Scientists discuss challenges and opportunities facing stem cell scientists
The United States government's decision last year to lift restrictions on federally-funded stem cell research has helped the nation's stem-cell researchers concentrate on science, but limitations remain - even under the new policy, according to George Daley, a Howard Hughes Medical Institute investigator at Children's Hospital Boston.
Daley's presentation at the AAAS Annual Meeting in San Diego, Calif., will describe the current climate facing stem cell researchers in the United States. He will also discuss his current viewpoint on whether induced pluripotent stem cells (iPS) -- which are derived from adult cells - will have the same potential therapeutic utility as human embryonic stem cells.
Human embryonic stem cells have the remarkable capacity to mature into all of the 200 kinds of cells that make up the human body: skin, bone, nerve, blood, heart, and so on. By this nature, the cells hold great promise for treating devastating diseases like Alzheimer's, Parkinson's, cancer, and diabetes. However, some consider human embryonic stem cell research controversial because, in some cases, the new stem cell lines are derived frozen human embryos that have been donated for research. New strategies have been recently developed that circumvent this issue by genetically reprogramming adult cells.
On March 9, 2009, President Obama lifted the ban that had previously restricted the use of federal funds for embryonic stem cell research on cell lines that had been created after August 9, 2001. "Over a thousand lines have been derived since August 9, 2001, many with attributes beneficial to medical research," says Daley, whose own lab has derived 18 new stem cell lines. Until the change in policy, these lines could only be studied with private funds. Obama called upon the National Institutes of Health to set up rigorous guidelines to ensure that new stem cells lines were derived by ethical practices.
Although less restrictive, the new policy does have its own challenges.
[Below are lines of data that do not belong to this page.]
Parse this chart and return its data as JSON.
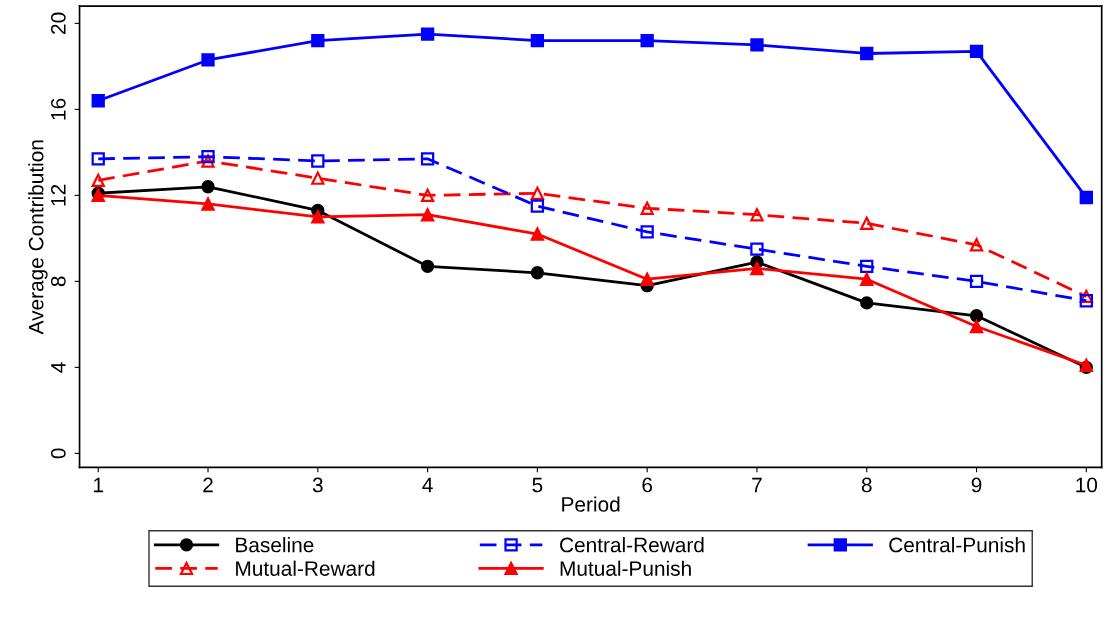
{
  "chart_data": {
    "type": "line",
    "xlabel": "Period",
    "ylabel": "Average Contribution",
    "x": [
      1,
      2,
      3,
      4,
      5,
      6,
      7,
      8,
      9,
      10
    ],
    "xlim": [
      0.83,
      10.14
    ],
    "xticks": [
      1,
      2,
      3,
      4,
      5,
      6,
      7,
      8,
      9,
      10
    ],
    "ylim": [
      -0.65,
      20.8
    ],
    "yticks": [
      0,
      4,
      8,
      12,
      16,
      20
    ],
    "grid": false,
    "legend": "bottom",
    "series": [
      {
        "name": "Baseline",
        "color": "#000000",
        "marker": "circle",
        "line_style": "solid",
        "values": [
          12.1,
          12.4,
          11.3,
          8.7,
          8.4,
          7.8,
          8.9,
          7.0,
          6.4,
          4.0
        ]
      },
      {
        "name": "Mutual-Reward",
        "color": "#ff0000",
        "marker": "triangle",
        "line_style": "dashed",
        "values": [
          12.7,
          13.6,
          12.8,
          12.0,
          12.1,
          11.4,
          11.1,
          10.7,
          9.7,
          7.3
        ]
      },
      {
        "name": "Central-Reward",
        "color": "#0000ff",
        "marker": "square",
        "line_style": "dashed",
        "values": [
          13.7,
          13.8,
          13.6,
          13.7,
          11.5,
          10.3,
          9.5,
          8.7,
          8.0,
          7.1
        ]
      },
      {
        "name": "Mutual-Punish",
        "color": "#ff0000",
        "marker": "triangle",
        "line_style": "solid",
        "values": [
          12.0,
          11.6,
          11.0,
          11.1,
          10.2,
          8.1,
          8.6,
          8.1,
          5.9,
          4.1
        ]
      },
      {
        "name": "Central-Punish",
        "color": "#0000ff",
        "marker": "square",
        "line_style": "solid",
        "values": [
          16.4,
          18.3,
          19.2,
          19.5,
          19.2,
          19.2,
          19.0,
          18.6,
          18.7,
          11.9
        ]
      }
    ]
  }
}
Only one of the "pre-April 9, 2001-lines" that had been approved and used for federally-funded research during the last decade are currently approved under the new guidelines. That's impeding research, says Daley. "Ten years of research are under some doubt because of the inability to continue to work on the Bush lines. We need the scientists who derived the older lines to step up and get their lines approved under the new system."
Daley's talk will also highlight the differences between embryonic stem cells and iPS cells, which were first created from adult human cells in 2007. The iPS strategy is an important tool because it can be used to create disease-specific stem cell lines that, like embryonic stem cells, can develop into many cell types. Daley and other scientists are using iPS technology to reprogram cells from patients with diseases such as Lou Gehrig's disease (amyotrophic lateral sclerosis), Huntington's disease, and diabetes. With these "disease-specific" iPS cells in hand, researchers can learn more about how such diseases develop and hopefully identify new therapeutic strategies.
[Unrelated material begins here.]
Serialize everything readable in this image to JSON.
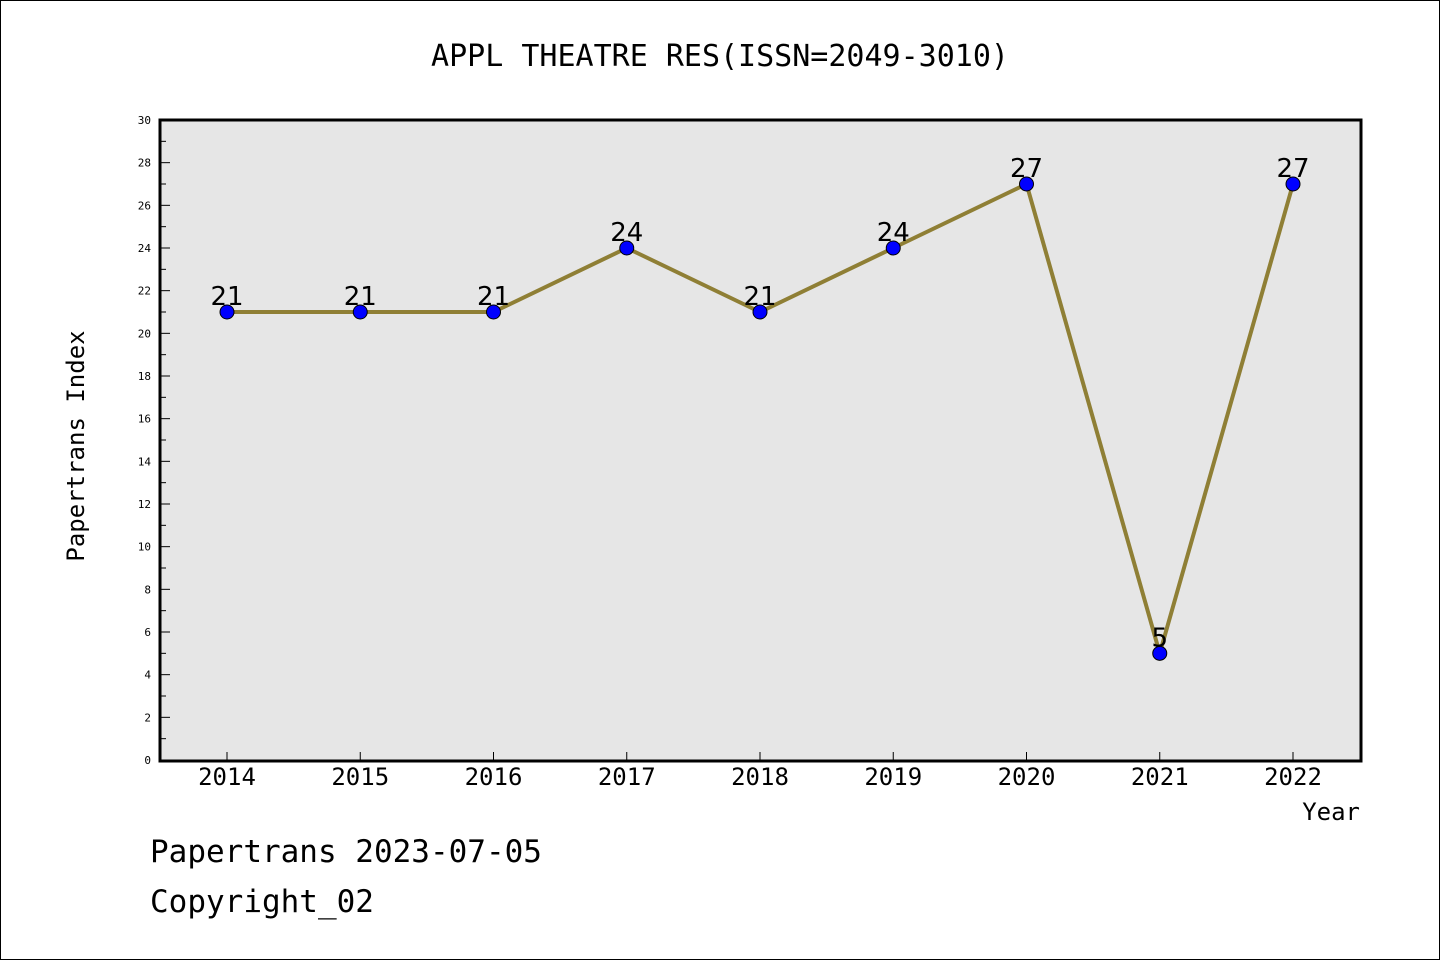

Despite the promise of iPS cells, scientists are still struggling to understand whether their developmental potential is equivalent to that of embryonic stem cells. Some studies have suggested that iPS cells have more fragile genomes or are more prone to DNA abnormalities than embryonic stem cells. This fragility could make them unsafe to use therapeutically. The bottom line, says Daley, is that research on both types of stem cells must continue, because it's too early to predict where the safest and most effective cell-based therapies will come from.
"It's a remarkably fast paced and exciting field," says Daley. "We've had a decade of diversions and distractions, and we as a scientific community are relieved to have a more rational scientific policy, which allows us to focus almost exclusively on the science."